St. Petersburg is no doubt interested in such a zone because it concerns the development of high technologies and a provision for qualified jobs. But tight-sealed special economic zones and all-invasive Internet technologies and partnership ties are wrong bed-fellows. Oleg Byakhov, director of the department for the strategy of building information society of Russia's Ministry of Information Technologies, is frank: "... it is an inconvenient mechanism for us. An IT park is a third type of special economic zone, but the law found no room for it. Not accidentally the University of Telecommunications dropped from the short list of those seeking law-envisaged benefits."
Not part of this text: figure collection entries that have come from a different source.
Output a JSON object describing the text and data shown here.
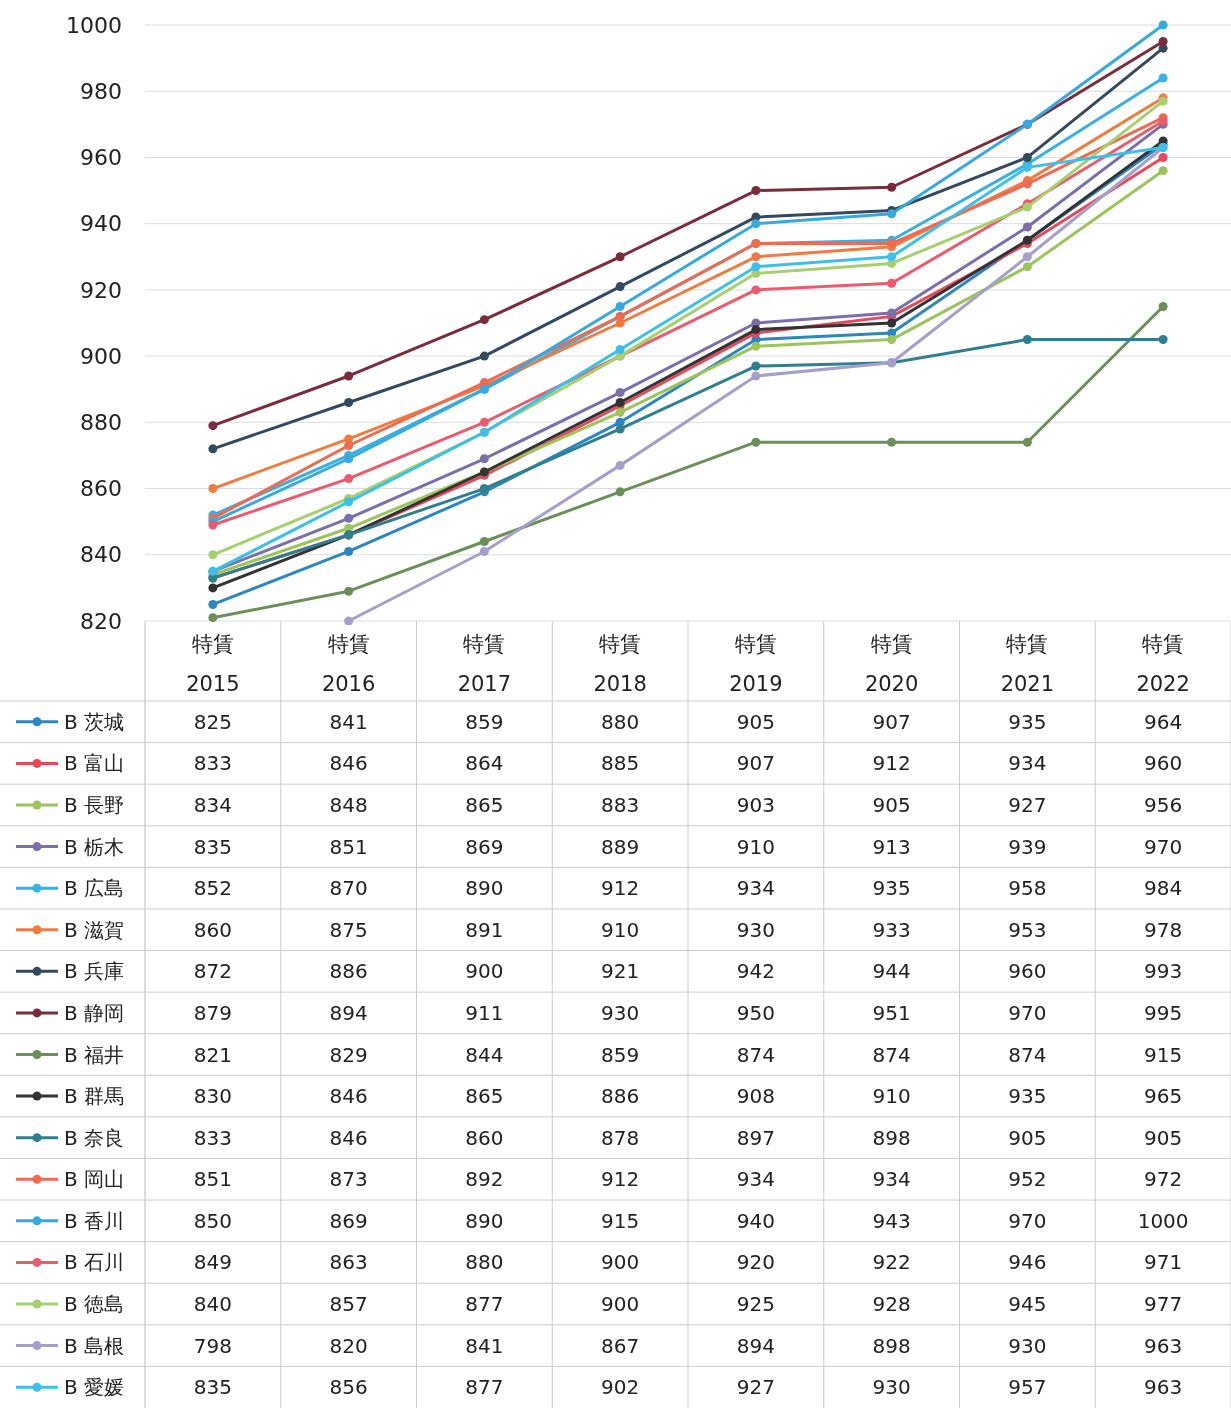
{
  "chart_data": {
    "type": "line",
    "categories": [
      "特賃 2015",
      "特賃 2016",
      "特賃 2017",
      "特賃 2018",
      "特賃 2019",
      "特賃 2020",
      "特賃 2021",
      "特賃 2022"
    ],
    "ylim": [
      820,
      1000
    ],
    "yticks": [
      820,
      840,
      860,
      880,
      900,
      920,
      940,
      960,
      980,
      1000
    ],
    "grid": "y",
    "marker": "circle",
    "line_style": "solid",
    "legend": "bottom",
    "data_labels": true,
    "series": [
      {
        "name": "B 茨城",
        "color": "#2e86c1",
        "values": [
          825,
          841,
          859,
          880,
          905,
          907,
          935,
          964
        ]
      },
      {
        "name": "B 富山",
        "color": "#e8485a",
        "values": [
          833,
          846,
          864,
          885,
          907,
          912,
          934,
          960
        ]
      },
      {
        "name": "B 長野",
        "color": "#9bc45a",
        "values": [
          834,
          848,
          865,
          883,
          903,
          905,
          927,
          956
        ]
      },
      {
        "name": "B 栃木",
        "color": "#7a6fa8",
        "values": [
          835,
          851,
          869,
          889,
          910,
          913,
          939,
          970
        ]
      },
      {
        "name": "B 広島",
        "color": "#3ab0e2",
        "values": [
          852,
          870,
          890,
          912,
          934,
          935,
          958,
          984
        ]
      },
      {
        "name": "B 滋賀",
        "color": "#f07b3f",
        "values": [
          860,
          875,
          891,
          910,
          930,
          933,
          953,
          978
        ]
      },
      {
        "name": "B 兵庫",
        "color": "#34495e",
        "values": [
          872,
          886,
          900,
          921,
          942,
          944,
          960,
          993
        ]
      },
      {
        "name": "B 静岡",
        "color": "#7b2c3a",
        "values": [
          879,
          894,
          911,
          930,
          950,
          951,
          970,
          995
        ]
      },
      {
        "name": "B 福井",
        "color": "#6b8e5a",
        "values": [
          821,
          829,
          844,
          859,
          874,
          874,
          874,
          915
        ]
      },
      {
        "name": "B 群馬",
        "color": "#333333",
        "values": [
          830,
          846,
          865,
          886,
          908,
          910,
          935,
          965
        ]
      },
      {
        "name": "B 奈良",
        "color": "#2f7f8f",
        "values": [
          833,
          846,
          860,
          878,
          897,
          898,
          905,
          905
        ]
      },
      {
        "name": "B 岡山",
        "color": "#ef6a50",
        "values": [
          851,
          873,
          892,
          912,
          934,
          934,
          952,
          972
        ]
      },
      {
        "name": "B 香川",
        "color": "#35a9e0",
        "values": [
          850,
          869,
          890,
          915,
          940,
          943,
          970,
          1000
        ]
      },
      {
        "name": "B 石川",
        "color": "#ec5a6e",
        "values": [
          849,
          863,
          880,
          900,
          920,
          922,
          946,
          971
        ]
      },
      {
        "name": "B 徳島",
        "color": "#a6cf6f",
        "values": [
          840,
          857,
          877,
          900,
          925,
          928,
          945,
          977
        ]
      },
      {
        "name": "B 島根",
        "color": "#a59fc9",
        "values": [
          null,
          820,
          841,
          867,
          894,
          898,
          930,
          963
        ],
        "value_labels": [
          "798",
          "820",
          "841",
          "867",
          "894",
          "898",
          "930",
          "963"
        ]
      },
      {
        "name": "B 愛媛",
        "color": "#3cc0ea",
        "values": [
          835,
          856,
          877,
          902,
          927,
          930,
          957,
          963
        ]
      }
    ]
  }
}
But there is also a different point of view. "Unfortunately," says Reiman, "the feeling among some of our colleagues is that IT parks are an alternative to the special economic zones proposed by Russia's Economic Development and Trade Ministry. This is not the case. Special economic zones are an economic instrument of territorial development covering many sectors of the economy, and not only the IT industry. The mission of IT parks is more finely-focused and specific: to insure that vibrant IT companies could grow and increase their market capitalization in Russia, something which is hamstrung now by tax complications. Special economic zones are not rivals of or alternatives to IT parks. IT companies can function both inside and outside special economic zones."
The real truth, however, is that a technology park is science, education and business all rolled into one. It has some elements of self-development, but also needs external stimulants. In the view of Vladimir Vasilyev, chairman of the St. Petersburg Council of Rectors, these stimulants are "a favorable investment climate, a venture fund with state capital to encourage private investors, a service infrastructure to act as an incubator for innovation companies because only few of them prove successful. It is, lastly, equal conditions with competitors at the minimum." Indeed, Indian IT companies pay export taxes at 6% of the cost of their products, while Russian ones about 50%.
In the words of Oleg Byakhov, Russia's current Minister for Information Technologies, his ministry sorely needs a positive experience of building IT parks throughout Russia. So why not add the logic of the St. Petersburg IT community as a pilot project to a special federal program of support for technology parks in information technologies, as President Vladimir Putin initially sought?